Canadian retail sales rose one per cent in June, the fifth gain in the last six months, and a boost economists say proves the recession is over.
Statistics Canada said Monday that retail sales hit $34.4 billion in June, higher than expected. Adjusted for inflation, retail sales were up 0.4 per cent compared with May.
Gasoline was the biggest driver, with sales at the pump rising 4.7 per cent in June compared with May, due largely to higher prices. Auto sales were up 2.1 per cent.
StatsCan said overall retail volume was up 0.4 per cent from May, with sales rising in six of eight sectors.
It’s the second-straight month of gains, with May’s retail sales rising by 1.1 per cent from April, when sales fell by 0.7 per cent.
“Gains in retail sales add further weight to growing evidence that Canada’s recession ended in June,” said CIBC World Markets economist Krishen Rangasamy.

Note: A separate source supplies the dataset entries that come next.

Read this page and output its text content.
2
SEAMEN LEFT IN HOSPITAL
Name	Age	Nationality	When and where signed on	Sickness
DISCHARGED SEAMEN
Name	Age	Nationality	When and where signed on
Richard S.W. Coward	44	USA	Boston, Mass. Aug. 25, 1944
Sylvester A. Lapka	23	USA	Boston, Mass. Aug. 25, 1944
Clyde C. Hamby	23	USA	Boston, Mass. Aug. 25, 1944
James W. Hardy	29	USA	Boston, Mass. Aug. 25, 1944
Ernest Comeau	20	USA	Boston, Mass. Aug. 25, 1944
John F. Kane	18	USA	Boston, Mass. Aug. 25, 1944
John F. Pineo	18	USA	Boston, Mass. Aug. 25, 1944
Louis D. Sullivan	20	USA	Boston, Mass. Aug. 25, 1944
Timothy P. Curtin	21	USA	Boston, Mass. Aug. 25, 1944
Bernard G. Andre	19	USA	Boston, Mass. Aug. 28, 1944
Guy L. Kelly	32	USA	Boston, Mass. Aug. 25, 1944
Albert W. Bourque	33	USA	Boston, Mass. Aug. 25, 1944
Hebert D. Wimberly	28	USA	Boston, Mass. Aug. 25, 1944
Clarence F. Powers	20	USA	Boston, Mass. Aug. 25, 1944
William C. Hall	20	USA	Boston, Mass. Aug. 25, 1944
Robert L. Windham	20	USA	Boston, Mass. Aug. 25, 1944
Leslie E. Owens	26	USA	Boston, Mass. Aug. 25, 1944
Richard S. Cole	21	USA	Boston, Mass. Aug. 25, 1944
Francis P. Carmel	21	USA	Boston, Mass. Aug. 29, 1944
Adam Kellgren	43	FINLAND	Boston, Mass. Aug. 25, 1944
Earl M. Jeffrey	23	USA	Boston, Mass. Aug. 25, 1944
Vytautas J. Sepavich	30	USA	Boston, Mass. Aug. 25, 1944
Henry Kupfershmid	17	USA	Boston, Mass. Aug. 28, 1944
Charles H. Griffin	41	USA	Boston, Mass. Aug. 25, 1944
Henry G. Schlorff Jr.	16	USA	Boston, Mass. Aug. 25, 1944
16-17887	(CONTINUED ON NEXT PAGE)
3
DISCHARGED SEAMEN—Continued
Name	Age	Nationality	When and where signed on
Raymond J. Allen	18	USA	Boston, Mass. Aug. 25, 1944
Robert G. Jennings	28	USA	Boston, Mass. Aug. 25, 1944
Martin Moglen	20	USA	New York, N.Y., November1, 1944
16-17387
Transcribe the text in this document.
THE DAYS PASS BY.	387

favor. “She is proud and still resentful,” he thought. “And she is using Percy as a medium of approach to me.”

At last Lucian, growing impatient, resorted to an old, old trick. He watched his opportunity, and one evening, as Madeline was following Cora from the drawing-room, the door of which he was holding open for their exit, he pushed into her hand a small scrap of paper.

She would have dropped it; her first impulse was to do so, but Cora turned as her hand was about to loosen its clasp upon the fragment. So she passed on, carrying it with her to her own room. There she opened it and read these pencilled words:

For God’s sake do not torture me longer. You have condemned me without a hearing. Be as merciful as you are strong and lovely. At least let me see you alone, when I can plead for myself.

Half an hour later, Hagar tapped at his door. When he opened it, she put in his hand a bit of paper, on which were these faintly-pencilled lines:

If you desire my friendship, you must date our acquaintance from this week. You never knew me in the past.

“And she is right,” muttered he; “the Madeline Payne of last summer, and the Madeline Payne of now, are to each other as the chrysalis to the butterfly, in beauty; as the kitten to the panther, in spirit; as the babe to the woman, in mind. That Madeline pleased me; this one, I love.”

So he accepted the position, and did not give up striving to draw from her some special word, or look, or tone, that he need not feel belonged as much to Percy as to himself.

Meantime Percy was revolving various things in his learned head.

“Gains in retailing were broad-based, with June’s one per cent advance buoyed not only by prices but more importantly by volumes.”
Rangasamy noted all provinces saw retail gains in June, with the exception of New Brunswick, where sales fell 0.2 per cent.
Manitoba and Saskatchewan saw the strongest sales growth at 2.8 and 2.3 per cent respectively.
Ontario sales grew by a mere 0.1 per cent compared with May, beat only slightly by Prince Edward Island which saw sales up 0.2 per cent, while British Columbia was up 0.7 per cent.
Sales in Nova Scotia and Newfoundland were up 1.8 per cent and one per cent respectively. Quebec’s sales rose 1.8 per cent and Alberta’s 1.3 per cent.